An efficient and convenient nickel-catalyzed cyclization of 2-iodoanilines with alkynyl aryl ketones gives 2,4-disubstituted quinolines. Naturally occurring quinoline derivatives have been prepared in good yields. The mechanism is discussed.
R. P. Korivi, C.-H. Cheng, J. Org. Chem., 2006, 71, 7079-7082.

Azobenzenes were readily acylated at the 2-position with aldehydes in good yields through a Pd-catalyzed C-H functionalization in the presence of TBHP. The obtained acylated azobenzenes could be efficiently converted into the corresponding indazole derivatives in nearly quantitative yields.
H. Li, P. Li, L. Wang, Org. Lett., 2013, 15, 620-623.
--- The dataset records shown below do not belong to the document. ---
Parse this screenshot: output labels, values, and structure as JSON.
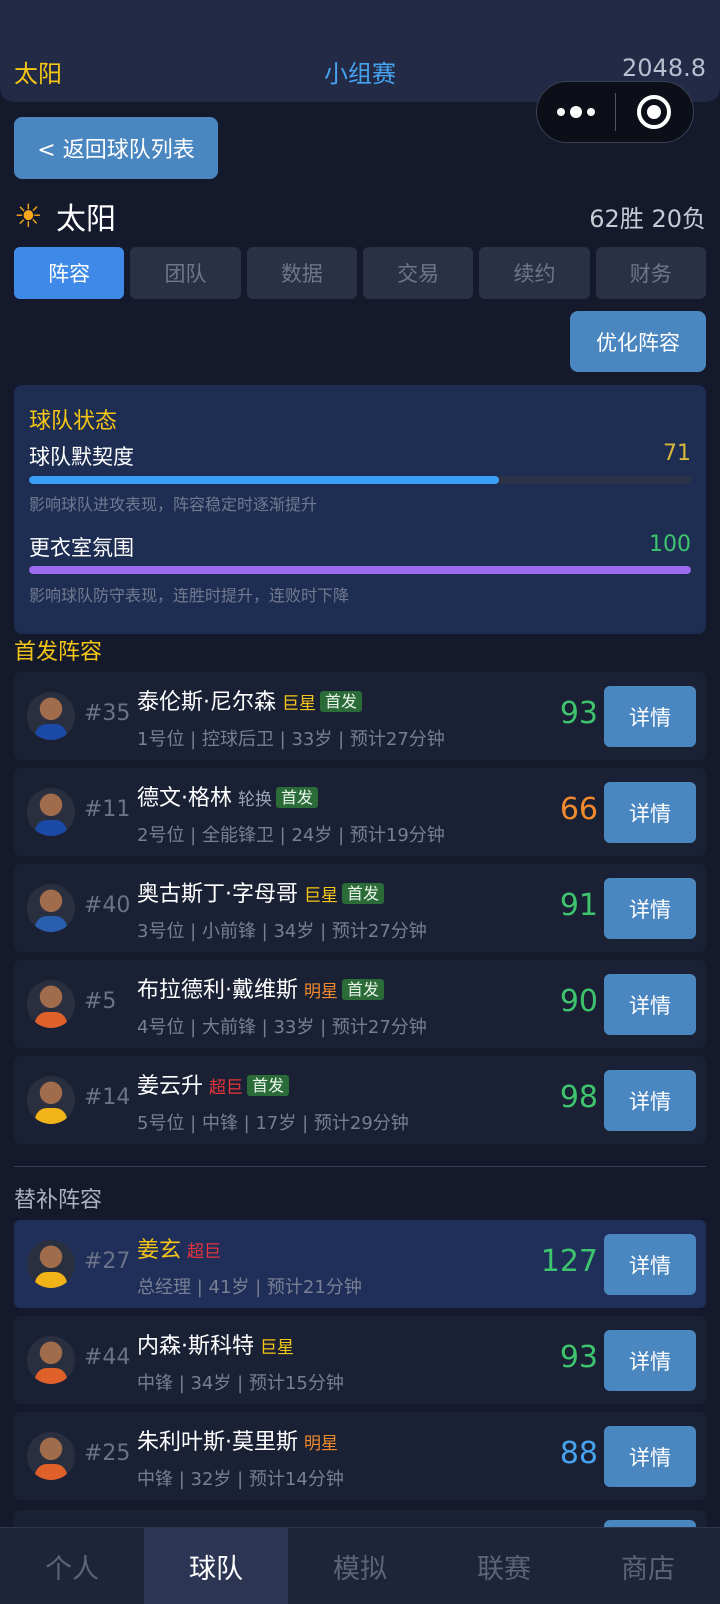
{
  "header": {
    "team": "太阳",
    "stage": "小组赛",
    "money": "2048.8"
  },
  "back_label": "< 返回球队列表",
  "team": {
    "name": "太阳",
    "record": "62胜 20负",
    "icon": "sun-icon"
  },
  "tabs": [
    {
      "label": "阵容",
      "active": true
    },
    {
      "label": "团队",
      "active": false
    },
    {
      "label": "数据",
      "active": false
    },
    {
      "label": "交易",
      "active": false
    },
    {
      "label": "续约",
      "active": false
    },
    {
      "label": "财务",
      "active": false
    }
  ],
  "optimize_label": "优化阵容",
  "status": {
    "title": "球队状态",
    "chemistry": {
      "label": "球队默契度",
      "value": "71",
      "desc": "影响球队进攻表现，阵容稳定时逐渐提升",
      "fill": 0.71
    },
    "morale": {
      "label": "更衣室氛围",
      "value": "100",
      "desc": "影响球队防守表现，连胜时提升，连败时下降",
      "fill": 1.0
    }
  },
  "starters_title": "首发阵容",
  "bench_title": "替补阵容",
  "detail_label": "详情",
  "colors": {
    "gold": "#f5c518",
    "green": "#3ec46d",
    "orange": "#f08a2c",
    "blue": "#47a3f0",
    "red": "#e8343a"
  },
  "starters": [
    {
      "num": "#35",
      "name": "泰伦斯·尼尔森",
      "tier": "巨星",
      "tier_color": "#f5c518",
      "badge": "首发",
      "info": "1号位 | 控球后卫 | 33岁 | 预计27分钟",
      "rating": "93",
      "rating_color": "#3ec46d",
      "jersey": "#1c4aa8"
    },
    {
      "num": "#11",
      "name": "德文·格林",
      "tier": "轮换",
      "tier_color": "#9aa1b2",
      "badge": "首发",
      "info": "2号位 | 全能锋卫 | 24岁 | 预计19分钟",
      "rating": "66",
      "rating_color": "#f08a2c",
      "jersey": "#1c4aa8"
    },
    {
      "num": "#40",
      "name": "奥古斯丁·字母哥",
      "tier": "巨星",
      "tier_color": "#f5c518",
      "badge": "首发",
      "info": "3号位 | 小前锋 | 34岁 | 预计27分钟",
      "rating": "91",
      "rating_color": "#3ec46d",
      "jersey": "#2a5fb0"
    },
    {
      "num": "#5",
      "name": "布拉德利·戴维斯",
      "tier": "明星",
      "tier_color": "#f08a2c",
      "badge": "首发",
      "info": "4号位 | 大前锋 | 33岁 | 预计27分钟",
      "rating": "90",
      "rating_color": "#3ec46d",
      "jersey": "#e0602a"
    },
    {
      "num": "#14",
      "name": "姜云升",
      "tier": "超巨",
      "tier_color": "#e8343a",
      "badge": "首发",
      "info": "5号位 | 中锋 | 17岁 | 预计29分钟",
      "rating": "98",
      "rating_color": "#3ec46d",
      "jersey": "#f2b319"
    }
  ],
  "bench": [
    {
      "num": "#27",
      "name": "姜玄",
      "name_color": "#f5c518",
      "tier": "超巨",
      "tier_color": "#e8343a",
      "info": "总经理 | 41岁 | 预计21分钟",
      "rating": "127",
      "rating_color": "#3ec46d",
      "jersey": "#f2b319",
      "highlight": true
    },
    {
      "num": "#44",
      "name": "内森·斯科特",
      "tier": "巨星",
      "tier_color": "#f5c518",
      "info": "中锋 | 34岁 | 预计15分钟",
      "rating": "93",
      "rating_color": "#3ec46d",
      "jersey": "#e0602a"
    },
    {
      "num": "#25",
      "name": "朱利叶斯·莫里斯",
      "tier": "明星",
      "tier_color": "#f08a2c",
      "info": "中锋 | 32岁 | 预计14分钟",
      "rating": "88",
      "rating_color": "#47a3f0",
      "jersey": "#e0602a"
    }
  ],
  "nav": [
    {
      "label": "个人",
      "active": false
    },
    {
      "label": "球队",
      "active": true
    },
    {
      "label": "模拟",
      "active": false
    },
    {
      "label": "联赛",
      "active": false
    },
    {
      "label": "商店",
      "active": false
    }
  ]
}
A nickel-catalyzed intramolecular nucleophilic addition reaction of aryl halides to aryl ketones provides benzofuran derivatives in moderate yields. A number of substrates bearing electron-donating or electron-withdrawing groups can be converted.
X.-R. Zhu, C.-L. Deng, Synthesis, 2021, 53, 1842-1848.
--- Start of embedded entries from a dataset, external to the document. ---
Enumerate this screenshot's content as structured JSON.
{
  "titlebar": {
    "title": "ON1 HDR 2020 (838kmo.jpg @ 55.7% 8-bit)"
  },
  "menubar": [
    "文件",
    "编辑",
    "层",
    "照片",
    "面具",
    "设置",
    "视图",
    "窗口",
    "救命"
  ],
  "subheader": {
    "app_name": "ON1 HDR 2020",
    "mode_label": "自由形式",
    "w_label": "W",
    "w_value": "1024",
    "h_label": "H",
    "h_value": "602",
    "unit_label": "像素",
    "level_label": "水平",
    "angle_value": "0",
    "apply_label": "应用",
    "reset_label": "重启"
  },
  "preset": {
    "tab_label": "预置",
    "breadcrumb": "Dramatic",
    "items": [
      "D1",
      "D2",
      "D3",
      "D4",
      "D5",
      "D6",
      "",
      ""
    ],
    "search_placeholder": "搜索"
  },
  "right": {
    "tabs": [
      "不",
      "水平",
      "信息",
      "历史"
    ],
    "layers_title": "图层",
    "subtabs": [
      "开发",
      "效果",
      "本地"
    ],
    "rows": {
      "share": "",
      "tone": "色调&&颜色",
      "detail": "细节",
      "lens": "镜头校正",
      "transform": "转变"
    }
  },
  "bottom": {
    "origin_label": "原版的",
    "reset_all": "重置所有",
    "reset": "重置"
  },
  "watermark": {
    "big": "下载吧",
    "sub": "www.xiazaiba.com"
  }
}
A nickel-catalyzed reductive dicarbofunctionalization of 1,1-disubstituted enamides with unactivated alkyl iodides provides 3,3-dialkyl-substituted isoindolinones. This tandem cyclization/reductive tolerates a broad range of functional groups. The use of a chiral Bn-Biox ligand induces excellent enantioselectivities.
K. Fang, W. Huang, C. Shan, J. Qu, Y. Chen, Org. Lett., 2021, 23, 5523-5527.
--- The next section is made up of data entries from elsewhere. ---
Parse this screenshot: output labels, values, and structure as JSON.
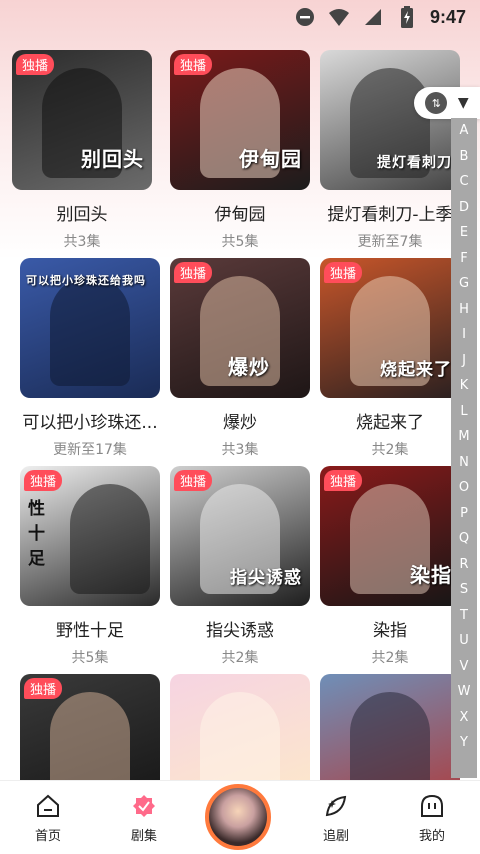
{
  "status_bar": {
    "time": "9:47"
  },
  "sort_control": {
    "icon": "sort-az-icon",
    "chevron": "chevron-down-icon"
  },
  "alphabet": [
    "A",
    "B",
    "C",
    "D",
    "E",
    "F",
    "G",
    "H",
    "I",
    "J",
    "K",
    "L",
    "M",
    "N",
    "O",
    "P",
    "Q",
    "R",
    "S",
    "T",
    "U",
    "V",
    "W",
    "X",
    "Y"
  ],
  "grid": {
    "items": [
      {
        "title": "别回头",
        "sub": "共3集",
        "badge": "独播",
        "cover_text": "别回头",
        "cover_colors": [
          "#2c2c2c",
          "#6b6b6b"
        ]
      },
      {
        "title": "伊甸园",
        "sub": "共5集",
        "badge": "独播",
        "cover_text": "伊甸园",
        "cover_colors": [
          "#7a1a1a",
          "#1c1c1c"
        ]
      },
      {
        "title": "提灯看刺刀-上季",
        "sub": "更新至7集",
        "badge": "",
        "cover_text": "提灯看刺刀",
        "cover_colors": [
          "#d9d9d9",
          "#444444"
        ]
      },
      {
        "title": "可以把小珍珠还...",
        "sub": "更新至17集",
        "badge": "",
        "cover_text": "可以把小珍珠还给我吗",
        "cover_colors": [
          "#3a5aa8",
          "#1a2b55"
        ]
      },
      {
        "title": "爆炒",
        "sub": "共3集",
        "badge": "独播",
        "cover_text": "爆炒",
        "cover_colors": [
          "#5a3a3a",
          "#1e1616"
        ]
      },
      {
        "title": "烧起来了",
        "sub": "共2集",
        "badge": "独播",
        "cover_text": "烧起来了",
        "cover_colors": [
          "#c8562a",
          "#2a2020"
        ]
      },
      {
        "title": "野性十足",
        "sub": "共5集",
        "badge": "独播",
        "cover_text": "性十足",
        "cover_colors": [
          "#efefef",
          "#2a2a2a"
        ]
      },
      {
        "title": "指尖诱惑",
        "sub": "共2集",
        "badge": "独播",
        "cover_text": "指尖诱惑",
        "cover_colors": [
          "#cfcfcf",
          "#1e1e1e"
        ]
      },
      {
        "title": "染指",
        "sub": "共2集",
        "badge": "独播",
        "cover_text": "染指",
        "cover_colors": [
          "#8a1a1a",
          "#161616"
        ]
      },
      {
        "title": "",
        "sub": "",
        "badge": "独播",
        "cover_text": "",
        "cover_colors": [
          "#3a3a3a",
          "#141414"
        ]
      },
      {
        "title": "",
        "sub": "",
        "badge": "",
        "cover_text": "",
        "cover_colors": [
          "#f6d4e2",
          "#fde9c8"
        ]
      },
      {
        "title": "",
        "sub": "",
        "badge": "",
        "cover_text": "",
        "cover_colors": [
          "#6f8fb8",
          "#b03a3a"
        ]
      }
    ]
  },
  "bottom_nav": {
    "items": [
      {
        "label": "首页",
        "icon": "home-icon"
      },
      {
        "label": "剧集",
        "icon": "episodes-icon"
      },
      {
        "label": "追剧",
        "icon": "follow-icon"
      },
      {
        "label": "我的",
        "icon": "profile-icon"
      }
    ]
  },
  "colors": {
    "badge": "#ff4d5a",
    "accent_orange": "#ff7a3d",
    "active_pink": "#ff6a8a"
  }
}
The highly active mixed-ligand catalytic system NiCl₂(dppp)/dppf combined with the reducing effect of zerovalent Zn enables a dramatic acceleration of the rate of the neopentylglycolborylation of aryl halides. A diversity of electron-rich and electron-deficient aryl iodides, bromides, and chlorides were efficiently neopentylglycolborylated in very good yields, typically in 1 h or less.
P. Leowanawat, A.-M. Resmerita, C. Moldoveanu, C. Liu, N. Zhang, D. A. Wilson, L. M. Hoang, B. M. Rosen, V. Persec, J. Org. Chem., 2010, 75, 7822-7828.

The mixed-ligand system NiCl₂(dppp)/dppf is an effective catalyst for the neopentylglycolborylation of ortho-, meta-, and para-substituted electron-rich and electron-deficient aryl mesylates and tosylates. The addition of Zn powder as a reductant dramatically increases the reaction yield and reduces the reaction time, providing complete conversion in 1-3 h.
D. A. Wilson, C. J. Wilson, C. Moldoveanu, A.-M. Resmerita, P. Corcoran, L. M. Hoang, B. M. Rosen, V. Percec, J. Am. Chem. Soc., 2010, 132, 1800-1801.